I have a bunch of other companies, including one I’m very excited about. I met someone who wanted to start a mobile bank in Argentina, which is something I believe in. We launched a bank called Ualá and I led the angel round. Soros and a few other investors came in with me and we now have 250,000 people who have accounts on Ualá and are using it to buy things and transfer money. By the end of next year, my guess is that we’ll have 5 percent of all bank accounts in Argentina. I don’t know if any bank in the history of banking has entered a new country with that percentage. It will expand to other countries over the next 12 months.
Is it harder to be as actively engaged in your companies today?
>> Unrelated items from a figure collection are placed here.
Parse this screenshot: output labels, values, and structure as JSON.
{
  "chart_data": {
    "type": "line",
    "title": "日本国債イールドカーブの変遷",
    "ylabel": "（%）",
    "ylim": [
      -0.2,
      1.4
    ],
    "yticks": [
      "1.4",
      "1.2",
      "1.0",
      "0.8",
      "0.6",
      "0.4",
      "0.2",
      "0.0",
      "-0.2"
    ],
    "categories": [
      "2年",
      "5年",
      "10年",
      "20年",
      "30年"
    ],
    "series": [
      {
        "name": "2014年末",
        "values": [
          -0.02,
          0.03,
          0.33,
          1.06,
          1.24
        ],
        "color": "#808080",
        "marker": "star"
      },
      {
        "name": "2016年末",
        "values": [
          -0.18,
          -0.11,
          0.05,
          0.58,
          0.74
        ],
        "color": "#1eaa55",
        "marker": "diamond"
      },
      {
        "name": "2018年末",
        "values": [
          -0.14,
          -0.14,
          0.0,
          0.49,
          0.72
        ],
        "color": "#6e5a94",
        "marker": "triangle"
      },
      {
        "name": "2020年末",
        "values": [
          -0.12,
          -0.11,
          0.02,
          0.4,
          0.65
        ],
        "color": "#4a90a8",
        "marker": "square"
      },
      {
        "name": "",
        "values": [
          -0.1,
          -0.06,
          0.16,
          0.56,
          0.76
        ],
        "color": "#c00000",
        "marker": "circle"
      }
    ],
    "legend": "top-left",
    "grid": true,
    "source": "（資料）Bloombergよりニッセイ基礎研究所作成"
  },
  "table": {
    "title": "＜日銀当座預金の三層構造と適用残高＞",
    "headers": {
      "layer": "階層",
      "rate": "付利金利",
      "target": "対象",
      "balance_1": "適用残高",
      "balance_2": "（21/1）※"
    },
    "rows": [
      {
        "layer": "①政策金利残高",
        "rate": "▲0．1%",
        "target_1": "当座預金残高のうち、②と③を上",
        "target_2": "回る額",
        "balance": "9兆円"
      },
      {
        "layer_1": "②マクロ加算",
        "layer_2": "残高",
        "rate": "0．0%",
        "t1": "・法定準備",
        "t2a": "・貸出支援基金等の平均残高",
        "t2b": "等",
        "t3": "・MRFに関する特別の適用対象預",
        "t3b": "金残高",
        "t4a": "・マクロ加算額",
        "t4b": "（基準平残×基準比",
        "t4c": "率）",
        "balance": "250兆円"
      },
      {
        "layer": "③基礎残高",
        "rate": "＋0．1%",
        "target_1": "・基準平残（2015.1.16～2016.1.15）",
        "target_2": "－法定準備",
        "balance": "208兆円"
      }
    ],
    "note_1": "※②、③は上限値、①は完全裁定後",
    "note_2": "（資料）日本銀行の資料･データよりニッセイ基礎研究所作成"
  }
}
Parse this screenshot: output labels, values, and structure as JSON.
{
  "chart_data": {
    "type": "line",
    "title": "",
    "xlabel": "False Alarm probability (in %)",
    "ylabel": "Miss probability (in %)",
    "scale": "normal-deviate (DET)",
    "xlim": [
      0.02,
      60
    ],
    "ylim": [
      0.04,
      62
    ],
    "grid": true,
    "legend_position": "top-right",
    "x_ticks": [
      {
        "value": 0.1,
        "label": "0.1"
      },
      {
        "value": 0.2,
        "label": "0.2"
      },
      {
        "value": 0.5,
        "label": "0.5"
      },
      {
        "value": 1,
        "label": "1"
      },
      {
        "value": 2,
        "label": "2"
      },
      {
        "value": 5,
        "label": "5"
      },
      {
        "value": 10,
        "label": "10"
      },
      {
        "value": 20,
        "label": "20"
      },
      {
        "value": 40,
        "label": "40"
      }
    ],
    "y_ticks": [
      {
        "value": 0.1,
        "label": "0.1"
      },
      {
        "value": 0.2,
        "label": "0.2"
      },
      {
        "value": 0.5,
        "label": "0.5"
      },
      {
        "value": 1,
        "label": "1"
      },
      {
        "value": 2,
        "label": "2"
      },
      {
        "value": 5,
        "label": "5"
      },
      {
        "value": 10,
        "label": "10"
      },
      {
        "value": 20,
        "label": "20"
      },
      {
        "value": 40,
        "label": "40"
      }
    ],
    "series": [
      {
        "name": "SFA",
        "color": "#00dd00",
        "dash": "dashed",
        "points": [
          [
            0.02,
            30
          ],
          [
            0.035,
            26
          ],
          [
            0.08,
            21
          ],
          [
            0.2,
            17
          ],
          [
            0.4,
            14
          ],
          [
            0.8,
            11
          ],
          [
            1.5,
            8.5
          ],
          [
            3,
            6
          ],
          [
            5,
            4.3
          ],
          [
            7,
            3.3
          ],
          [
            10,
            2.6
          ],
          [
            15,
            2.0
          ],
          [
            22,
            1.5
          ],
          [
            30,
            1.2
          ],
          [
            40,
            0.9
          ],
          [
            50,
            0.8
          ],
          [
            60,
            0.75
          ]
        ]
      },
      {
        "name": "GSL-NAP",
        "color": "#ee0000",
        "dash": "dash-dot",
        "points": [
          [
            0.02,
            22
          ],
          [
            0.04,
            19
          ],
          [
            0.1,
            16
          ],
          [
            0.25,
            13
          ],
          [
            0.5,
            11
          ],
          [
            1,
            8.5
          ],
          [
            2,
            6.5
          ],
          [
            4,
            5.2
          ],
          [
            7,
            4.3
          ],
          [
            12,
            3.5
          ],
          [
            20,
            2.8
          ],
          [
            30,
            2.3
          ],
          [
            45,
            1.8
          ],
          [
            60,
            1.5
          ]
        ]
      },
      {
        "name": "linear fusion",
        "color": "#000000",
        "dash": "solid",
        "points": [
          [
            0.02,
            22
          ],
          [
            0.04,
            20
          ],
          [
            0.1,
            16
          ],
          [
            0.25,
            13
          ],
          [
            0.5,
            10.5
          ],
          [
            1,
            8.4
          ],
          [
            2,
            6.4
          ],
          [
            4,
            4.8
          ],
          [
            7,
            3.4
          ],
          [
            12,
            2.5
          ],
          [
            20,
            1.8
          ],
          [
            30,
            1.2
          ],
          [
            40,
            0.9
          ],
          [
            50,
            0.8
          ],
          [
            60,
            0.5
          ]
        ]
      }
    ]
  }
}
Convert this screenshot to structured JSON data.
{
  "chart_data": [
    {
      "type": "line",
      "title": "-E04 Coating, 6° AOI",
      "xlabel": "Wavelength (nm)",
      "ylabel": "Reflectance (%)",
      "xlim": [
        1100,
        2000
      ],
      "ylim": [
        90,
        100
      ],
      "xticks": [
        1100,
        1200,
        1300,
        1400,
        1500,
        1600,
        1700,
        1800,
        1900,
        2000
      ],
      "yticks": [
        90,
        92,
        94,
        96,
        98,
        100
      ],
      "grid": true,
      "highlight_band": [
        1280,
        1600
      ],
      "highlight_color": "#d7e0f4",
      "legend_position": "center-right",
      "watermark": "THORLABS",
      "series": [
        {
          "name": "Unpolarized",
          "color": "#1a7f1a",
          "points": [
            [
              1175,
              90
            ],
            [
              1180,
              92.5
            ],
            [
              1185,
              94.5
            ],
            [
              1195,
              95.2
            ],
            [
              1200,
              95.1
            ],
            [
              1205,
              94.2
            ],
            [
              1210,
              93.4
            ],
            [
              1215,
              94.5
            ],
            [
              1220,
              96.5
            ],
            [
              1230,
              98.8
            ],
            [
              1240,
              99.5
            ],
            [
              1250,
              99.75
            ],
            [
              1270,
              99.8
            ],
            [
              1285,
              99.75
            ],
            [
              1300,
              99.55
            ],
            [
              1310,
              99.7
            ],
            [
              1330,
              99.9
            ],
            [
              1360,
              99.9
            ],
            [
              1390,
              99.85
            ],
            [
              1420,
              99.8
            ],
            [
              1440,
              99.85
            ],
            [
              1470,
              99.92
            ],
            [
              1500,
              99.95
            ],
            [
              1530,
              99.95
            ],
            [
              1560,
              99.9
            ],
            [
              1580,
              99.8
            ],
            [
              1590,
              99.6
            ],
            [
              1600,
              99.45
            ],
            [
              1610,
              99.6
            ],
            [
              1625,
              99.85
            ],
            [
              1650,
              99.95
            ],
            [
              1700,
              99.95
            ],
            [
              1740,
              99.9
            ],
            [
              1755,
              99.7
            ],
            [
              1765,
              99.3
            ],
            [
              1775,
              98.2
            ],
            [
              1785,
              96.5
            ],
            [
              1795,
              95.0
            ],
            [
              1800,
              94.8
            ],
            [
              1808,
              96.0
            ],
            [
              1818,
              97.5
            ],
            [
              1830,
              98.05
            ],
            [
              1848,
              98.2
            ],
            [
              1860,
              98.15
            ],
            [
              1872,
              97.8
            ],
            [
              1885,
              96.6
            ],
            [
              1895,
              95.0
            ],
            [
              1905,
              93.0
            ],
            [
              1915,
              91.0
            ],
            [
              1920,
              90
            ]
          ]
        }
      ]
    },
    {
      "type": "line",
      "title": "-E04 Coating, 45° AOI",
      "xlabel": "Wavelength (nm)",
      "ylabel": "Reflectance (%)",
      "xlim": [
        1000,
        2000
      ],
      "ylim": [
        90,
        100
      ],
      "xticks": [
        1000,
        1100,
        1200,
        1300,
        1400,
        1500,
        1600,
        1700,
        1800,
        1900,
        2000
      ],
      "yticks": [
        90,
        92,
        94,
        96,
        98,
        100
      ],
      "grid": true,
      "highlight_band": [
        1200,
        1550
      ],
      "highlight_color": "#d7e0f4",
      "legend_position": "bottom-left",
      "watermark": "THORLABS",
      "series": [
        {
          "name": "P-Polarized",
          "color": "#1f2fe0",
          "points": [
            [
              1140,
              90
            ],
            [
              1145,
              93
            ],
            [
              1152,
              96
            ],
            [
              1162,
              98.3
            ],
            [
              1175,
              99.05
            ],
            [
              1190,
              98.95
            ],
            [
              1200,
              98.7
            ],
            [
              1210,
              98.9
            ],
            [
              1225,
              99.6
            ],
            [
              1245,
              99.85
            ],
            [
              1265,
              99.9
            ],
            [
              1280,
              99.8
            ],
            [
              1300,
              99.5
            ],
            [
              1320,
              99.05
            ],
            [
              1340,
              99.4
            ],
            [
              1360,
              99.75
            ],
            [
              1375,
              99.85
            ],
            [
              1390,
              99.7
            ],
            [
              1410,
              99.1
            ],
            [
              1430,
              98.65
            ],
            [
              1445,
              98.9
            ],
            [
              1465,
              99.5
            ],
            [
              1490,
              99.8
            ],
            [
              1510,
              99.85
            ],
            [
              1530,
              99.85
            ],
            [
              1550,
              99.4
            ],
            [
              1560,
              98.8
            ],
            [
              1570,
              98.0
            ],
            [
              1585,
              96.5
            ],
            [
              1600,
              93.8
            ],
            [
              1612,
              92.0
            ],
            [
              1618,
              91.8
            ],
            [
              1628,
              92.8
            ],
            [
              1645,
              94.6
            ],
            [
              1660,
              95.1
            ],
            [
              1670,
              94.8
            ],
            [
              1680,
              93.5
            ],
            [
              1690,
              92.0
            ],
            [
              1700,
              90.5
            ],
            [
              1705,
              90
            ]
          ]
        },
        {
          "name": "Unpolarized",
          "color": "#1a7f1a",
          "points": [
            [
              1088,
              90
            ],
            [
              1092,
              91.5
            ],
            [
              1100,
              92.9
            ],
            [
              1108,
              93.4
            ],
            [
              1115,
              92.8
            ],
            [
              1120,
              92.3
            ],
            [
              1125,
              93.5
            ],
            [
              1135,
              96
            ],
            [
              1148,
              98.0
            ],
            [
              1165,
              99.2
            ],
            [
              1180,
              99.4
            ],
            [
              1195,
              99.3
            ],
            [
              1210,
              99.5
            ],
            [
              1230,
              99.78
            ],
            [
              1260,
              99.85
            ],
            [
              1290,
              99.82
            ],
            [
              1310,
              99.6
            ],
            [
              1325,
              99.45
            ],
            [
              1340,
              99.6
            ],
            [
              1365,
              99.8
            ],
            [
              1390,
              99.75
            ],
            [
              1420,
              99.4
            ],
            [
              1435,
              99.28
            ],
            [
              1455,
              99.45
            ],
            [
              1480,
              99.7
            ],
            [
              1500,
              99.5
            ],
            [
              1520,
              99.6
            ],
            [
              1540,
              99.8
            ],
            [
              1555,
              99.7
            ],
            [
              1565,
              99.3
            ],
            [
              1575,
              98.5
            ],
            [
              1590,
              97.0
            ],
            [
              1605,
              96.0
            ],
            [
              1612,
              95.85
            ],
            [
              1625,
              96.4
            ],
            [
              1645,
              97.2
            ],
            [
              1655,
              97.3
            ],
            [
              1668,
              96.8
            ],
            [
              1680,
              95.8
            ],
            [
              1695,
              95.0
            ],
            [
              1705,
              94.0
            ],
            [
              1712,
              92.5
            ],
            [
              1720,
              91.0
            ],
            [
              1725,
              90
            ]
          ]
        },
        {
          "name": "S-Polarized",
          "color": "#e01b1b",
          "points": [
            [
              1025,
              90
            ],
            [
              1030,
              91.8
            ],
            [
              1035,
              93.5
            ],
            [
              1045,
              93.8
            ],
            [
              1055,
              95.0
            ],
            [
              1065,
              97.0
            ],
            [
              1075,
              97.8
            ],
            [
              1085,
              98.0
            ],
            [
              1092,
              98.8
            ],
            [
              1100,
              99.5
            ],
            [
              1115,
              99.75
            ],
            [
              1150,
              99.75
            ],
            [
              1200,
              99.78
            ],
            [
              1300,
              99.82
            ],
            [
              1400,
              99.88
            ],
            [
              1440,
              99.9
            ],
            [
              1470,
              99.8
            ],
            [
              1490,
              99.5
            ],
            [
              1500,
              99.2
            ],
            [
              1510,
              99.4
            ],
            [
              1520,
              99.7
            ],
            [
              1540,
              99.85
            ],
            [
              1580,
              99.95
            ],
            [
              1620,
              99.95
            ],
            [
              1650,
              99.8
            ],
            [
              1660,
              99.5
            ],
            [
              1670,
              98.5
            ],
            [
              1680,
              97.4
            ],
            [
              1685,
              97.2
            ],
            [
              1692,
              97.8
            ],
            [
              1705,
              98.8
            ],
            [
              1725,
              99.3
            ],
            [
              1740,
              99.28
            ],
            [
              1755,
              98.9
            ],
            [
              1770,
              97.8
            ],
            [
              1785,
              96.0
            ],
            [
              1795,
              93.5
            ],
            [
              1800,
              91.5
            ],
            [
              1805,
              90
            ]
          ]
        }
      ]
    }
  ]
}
For nine years at Double Click I was managing 1,000 people and was the CEO for five years and the President for the first four years. At GILT, I was the CEO for many years as well.
Over the past few years, because I have multiple ideas and companies, I can’t be CEO anymore, but I take an operational perspective. Hiring great people is a key part of that. I also meet with companies to see where I can add value.
Will New York City continue to be a leader when it comes to creating the companies of the future?
If anything, San Francisco and New York are dominating. It’s the rural cheaper areas that aren’t generating jobs and are places people don’t want to move to. It’s hard to find a big city that isn’t doing well right now.
You devote much of your time to the Partnership for New York City. How important is it that the business community works together to address the needs of the City?
The business community in New York has played an extraordinarily important role in helping New York City evolve into what it is today. In the past 15 years, we have had a much better run city, so there has been less of an emergency for the business community, but business still gives so much here via charitable contributions.
New York is growing faster than any large city in North America. The Partnership has played a role in helping make sure this a pro-business, job-generating city.